Friel’s career as a playwright really began in 1963 when Sir Tyrone Guthrie invited him to attend rehearsals for the inaugural season of the Guthrie Theater in Minneapolis. Moving there with his wife and small children, Friel spent three months as an “observer” as Guthrie worked with that remarkable company of actors, led by Hume Cronyn, Jessica Tandy, Zoe Caldwell, and George Grizzard. It had a profound effect on the young writer. He described his time in the Midwest as “a sense of liberation, a parole from inbred, claustrophobic Ireland.”
It was directly after that experience that he wrote Philadelphia, Here I Come!, which became his first international success. Indeed, when I programmed the play during my first season at the Guthrie, he wrote to me: “The play would never have been written had I not been an apprentice there under the great Tyrone Guthrie. Indeed, it was the first thing I wrote in a state of near giddiness when I came back to Ireland, still on a Guthrie high.”
I had the honor of working closely with Brian Friel on many projects, in Dublin and in the United States. The American premiere of Translations at Manhattan Theatre Club stands out as one of the happiest of our collaborations. Friel had a real empathy with actors and a deep respect for the contribution they could make to the overall experience in the theatre. In that 1981 production of Translations, we had the incomparable Barnard Hughes playing Hugh Mor O’Donnell, the hedge-school master. Barney was a meticulous and detail-oriented actor whose rigor with text was remarkable. However, he had real difficulty with the final speech of the play. Try as I might, I couldn’t help him decipher the exact meaning of the speech, which makes a parallel between the destruction of Thebes and the elimination of native Irish culture. Brian arrived at rehearsal a few weeks later and, almost before he had taken off his coat, Barney approached with a series of questions about that speech. “What does it mean?” he asked plaintively. Brian’s response was typical of him—“I don’t know, Barney. What do you think?” Barney looked at me in despair: “The goddamn playwright doesn’t even know what it means.” What Friel was doing, of course, was inviting the actor to find the solution from within his own imagination and experience. The ultimate performance Barney gave was majestic and deeply felt.
Brian Friel’s admiration for and empathy with actors was matched with his disdain for the craft of the director. “A bogus profession,” he often called it. In a piece written to celebrate his 70th birthday in 1999, he likened directors to bus conductors who were once deemed necessary, “Until one day we realized that the conductor was altogether superfluous.” Also in that article he declared, “After all these years I’m still not at all sure what this person contributes.” And yet, practically everything I know about directing plays comes from my work with Brian Friel. He instinctively knew when to offer a suggestion and when to leave the actors to discover the nuances of the character for themselves. His approach to textual analysis, to what he called “the music of the text,” was always exact and thorough. He brought clarity and integrity to the work and was always conscious of the effect of his words on the audience.

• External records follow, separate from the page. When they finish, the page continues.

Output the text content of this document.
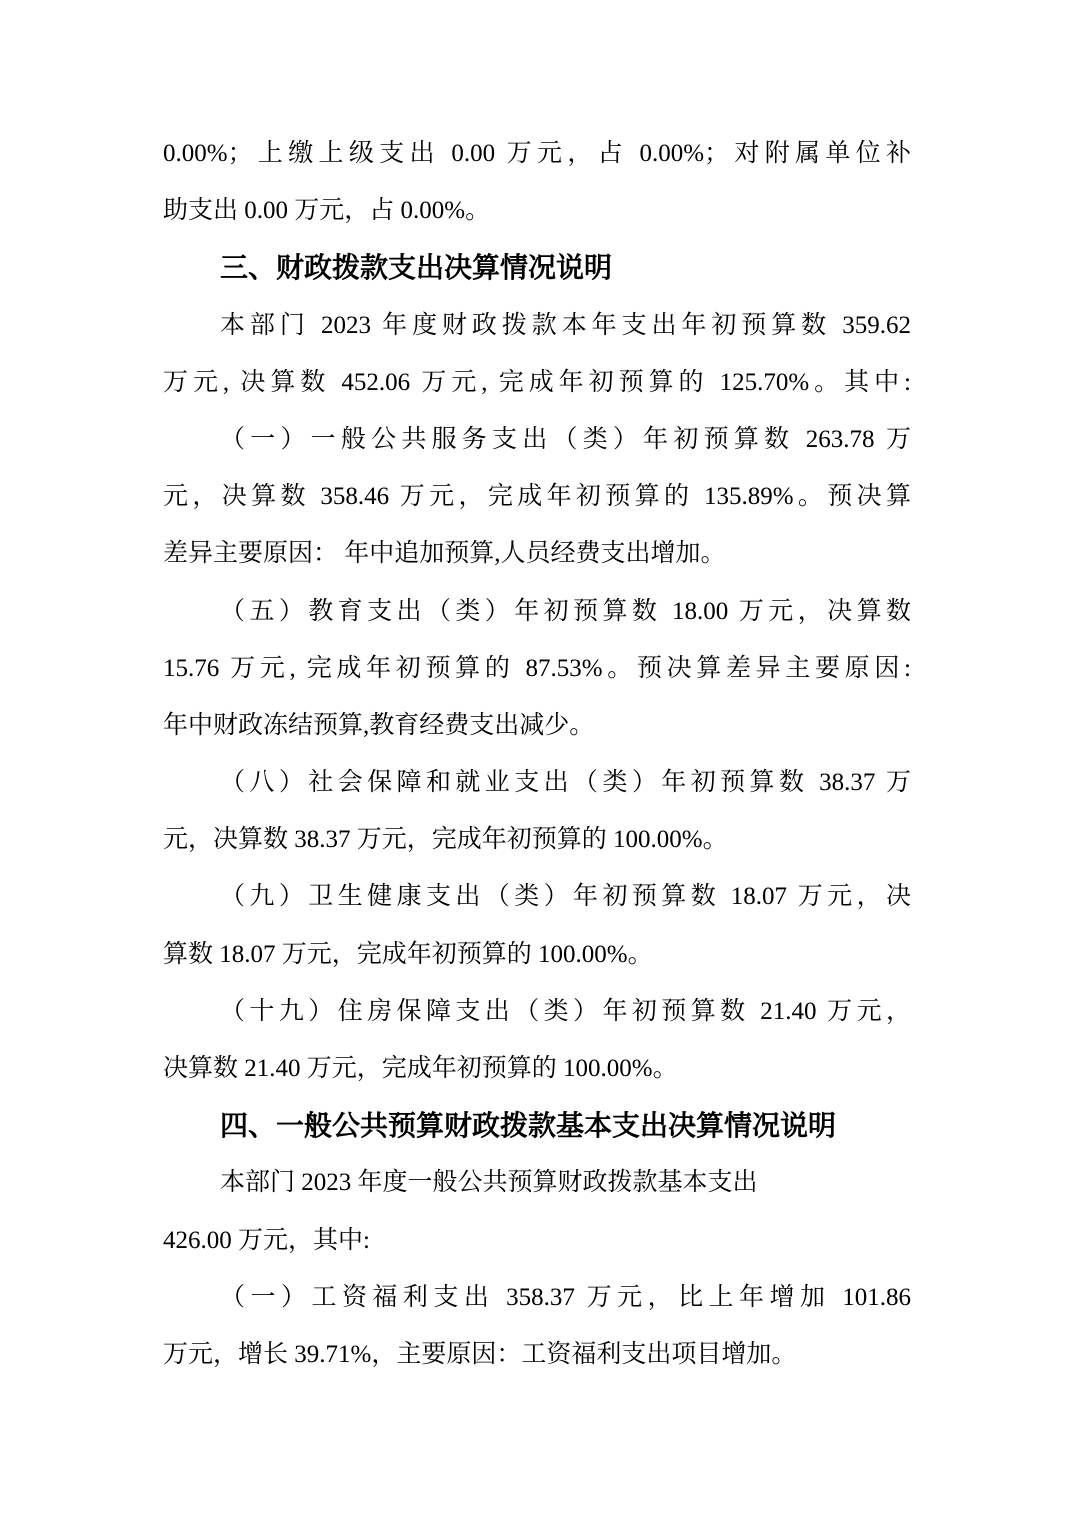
0.00%；上缴上级支出 0.00 万元，占 0.00%；对附属单位补
助支出 0.00 万元，占 0.00%。
三、财政拨款支出决算情况说明
本部门 2023 年度财政拨款本年支出年初预算数 359.62
万元, 决算数 452.06 万元, 完成年初预算的 125.70%。其中:
（一）一般公共服务支出（类）年初预算数 263.78 万
元，决算数 358.46 万元，完成年初预算的 135.89%。预决算
差异主要原因： 年中追加预算,人员经费支出增加。
（五）教育支出（类）年初预算数 18.00 万元，决算数
15.76 万元, 完成年初预算的 87.53%。预决算差异主要原因:
年中财政冻结预算,教育经费支出减少。
（八）社会保障和就业支出（类）年初预算数 38.37 万
元，决算数 38.37 万元，完成年初预算的 100.00%。
（九）卫生健康支出（类）年初预算数 18.07 万元，决
算数 18.07 万元，完成年初预算的 100.00%。
（十九）住房保障支出（类）年初预算数 21.40 万元，
决算数 21.40 万元，完成年初预算的 100.00%。
四、一般公共预算财政拨款基本支出决算情况说明
本部门 2023 年度一般公共预算财政拨款基本支出
426.00 万元，其中:
（一）工资福利支出 358.37 万元，比上年增加 101.86
万元，增长 39.71%，主要原因：工资福利支出项目增加。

Friel’s attitude toward directors was not always so damning. His early enthusiasm for the work of Tyrone Guthrie told a different and more sympathetic story. Having observed rehearsals at the Guthrie Theater in 1963, he wrote:
“Director and cast worked in such intimate communication, so intensely, so vibrantly, so fluidly, that the distinction between director and directed seemed to disappear…So that the scene suddenly matured in meaning and significance and beauty, and there was captured a realization of something much deeper and more satisfying than the conscious mind of the author had ever known.”
This is the best description of the alchemy that can occur when author, actor, and director are at one with the work in the rehearsal studio.
While the world will remember Brian Friel as one of the greatest Irish playwrights of his time, those of us privileged to know and love him will remember his remarkable sense of humor, his trenchant comments on theatre people and events, his endless capacity for gossip, chat, and good fun. Above all, we will forever cherish the warmth and generous friendship that enriched all our lives.
Joe Dowling is the former artistic director of the Guthrie Theater.